The term “top obscure” could have been invented for Greek grape varieties like Vidiano. It is a white grape variety coming from Crete, used to produce white dry whites, sometimes aged in oak. Vidiano has been introduced to commercial production over the last decade. Producers agree on a tremendous quality potential, so essentially this is history in the making.
Vidiano originates from the prefecture of Rethymno but now new plantings spread out, not only to Crete but in other regions of mainland Greece as well. The cultivation of Vidiano vines is pretty much work in progress, with producers facing a very steep learning curve. However, it seems that it is a variety that responds badly to high yields, producing grapes that lack structure. It would be interesting to see Vidiano grown in much cooler climates and/or higher altitudes, despite the fact that it is a late ripener.

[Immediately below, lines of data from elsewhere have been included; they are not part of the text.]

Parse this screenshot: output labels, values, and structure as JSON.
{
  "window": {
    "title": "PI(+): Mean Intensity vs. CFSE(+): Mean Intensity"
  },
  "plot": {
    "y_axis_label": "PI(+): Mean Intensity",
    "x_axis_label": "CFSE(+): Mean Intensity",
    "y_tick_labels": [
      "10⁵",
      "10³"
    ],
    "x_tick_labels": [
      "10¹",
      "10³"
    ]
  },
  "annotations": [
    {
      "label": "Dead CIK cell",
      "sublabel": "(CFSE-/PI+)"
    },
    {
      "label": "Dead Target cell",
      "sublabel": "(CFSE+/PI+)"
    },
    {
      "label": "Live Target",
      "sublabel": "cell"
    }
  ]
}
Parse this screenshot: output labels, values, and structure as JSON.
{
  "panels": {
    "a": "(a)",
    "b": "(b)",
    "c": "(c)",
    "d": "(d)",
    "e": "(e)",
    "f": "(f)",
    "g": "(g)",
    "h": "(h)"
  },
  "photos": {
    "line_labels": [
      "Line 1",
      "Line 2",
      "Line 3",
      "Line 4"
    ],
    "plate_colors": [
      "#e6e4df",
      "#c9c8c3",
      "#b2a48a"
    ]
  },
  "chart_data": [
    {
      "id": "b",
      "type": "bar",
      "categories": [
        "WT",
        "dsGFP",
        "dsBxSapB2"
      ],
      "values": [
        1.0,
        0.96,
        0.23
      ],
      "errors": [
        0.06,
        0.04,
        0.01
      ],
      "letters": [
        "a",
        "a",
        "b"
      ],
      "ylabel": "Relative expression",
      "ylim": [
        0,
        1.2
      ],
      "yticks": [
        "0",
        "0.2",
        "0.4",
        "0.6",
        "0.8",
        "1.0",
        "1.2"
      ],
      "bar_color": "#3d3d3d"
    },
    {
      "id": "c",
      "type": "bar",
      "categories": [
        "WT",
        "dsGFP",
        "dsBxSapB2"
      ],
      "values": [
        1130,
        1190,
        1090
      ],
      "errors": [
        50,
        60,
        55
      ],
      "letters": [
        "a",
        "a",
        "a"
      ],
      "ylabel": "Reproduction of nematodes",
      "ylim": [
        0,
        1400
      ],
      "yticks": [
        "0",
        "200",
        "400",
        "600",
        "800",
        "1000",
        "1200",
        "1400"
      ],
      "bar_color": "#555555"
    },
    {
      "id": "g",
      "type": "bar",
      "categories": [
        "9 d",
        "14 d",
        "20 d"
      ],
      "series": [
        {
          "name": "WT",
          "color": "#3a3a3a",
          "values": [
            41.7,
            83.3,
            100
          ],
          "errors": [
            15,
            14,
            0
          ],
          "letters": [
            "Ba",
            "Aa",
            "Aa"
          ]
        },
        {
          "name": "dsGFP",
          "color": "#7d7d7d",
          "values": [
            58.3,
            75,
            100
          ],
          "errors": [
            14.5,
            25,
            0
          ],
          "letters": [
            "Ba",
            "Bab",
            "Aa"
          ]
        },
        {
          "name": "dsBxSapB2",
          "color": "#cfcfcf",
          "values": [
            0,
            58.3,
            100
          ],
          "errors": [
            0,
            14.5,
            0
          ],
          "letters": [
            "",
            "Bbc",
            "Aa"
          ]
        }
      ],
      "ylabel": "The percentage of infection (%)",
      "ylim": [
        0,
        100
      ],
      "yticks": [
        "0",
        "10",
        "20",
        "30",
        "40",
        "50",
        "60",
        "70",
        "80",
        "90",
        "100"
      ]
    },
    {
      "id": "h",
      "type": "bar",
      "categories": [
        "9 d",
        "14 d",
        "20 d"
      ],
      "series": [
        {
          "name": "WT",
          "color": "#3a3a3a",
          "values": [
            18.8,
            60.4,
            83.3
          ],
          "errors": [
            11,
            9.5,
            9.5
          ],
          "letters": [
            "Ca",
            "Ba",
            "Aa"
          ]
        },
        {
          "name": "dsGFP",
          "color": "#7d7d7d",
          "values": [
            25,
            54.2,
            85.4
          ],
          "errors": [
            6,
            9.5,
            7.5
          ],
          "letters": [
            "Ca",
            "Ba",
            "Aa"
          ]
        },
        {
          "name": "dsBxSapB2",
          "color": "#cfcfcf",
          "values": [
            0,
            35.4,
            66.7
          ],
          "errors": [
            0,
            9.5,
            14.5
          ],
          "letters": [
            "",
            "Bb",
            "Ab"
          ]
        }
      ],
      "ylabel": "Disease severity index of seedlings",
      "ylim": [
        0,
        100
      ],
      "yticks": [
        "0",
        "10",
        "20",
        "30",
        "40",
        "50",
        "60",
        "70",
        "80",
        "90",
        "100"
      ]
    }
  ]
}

Wines from Vidiano are leaning more towards a textural style, rather than exploding aromatics. On the nose there are aromas of stone fruits, flowers and, occasionally, sweet herbs. On the palate, Vidiano has a medium to high alcohol content, a creamy, mouth coating texture, balanced by the medium to high acidity. Although Vidiano always has a broad structure and the acidity is never piercing, its wines are never flabby.
Vidiano is clearly capable of “appellation standard” quality, but, given its recent ap- pearance, it appears only in the PDO Handakas-Candia, as a minor blending partner. Most of the varietal examples are PGI Crete.
Connoisseurs almost have to fight to get access to the minuscule amount of bottles finding their way in the marketplace, so drinking a Vidiano is a challenge by itself. It is a wine that develops its personality beautifully when paired with seafood pasta or charcoal grilled fishes. Although the true aging ability of Vidiano is yet to be identified for certain, critics believe that these are wines to age for five years or more.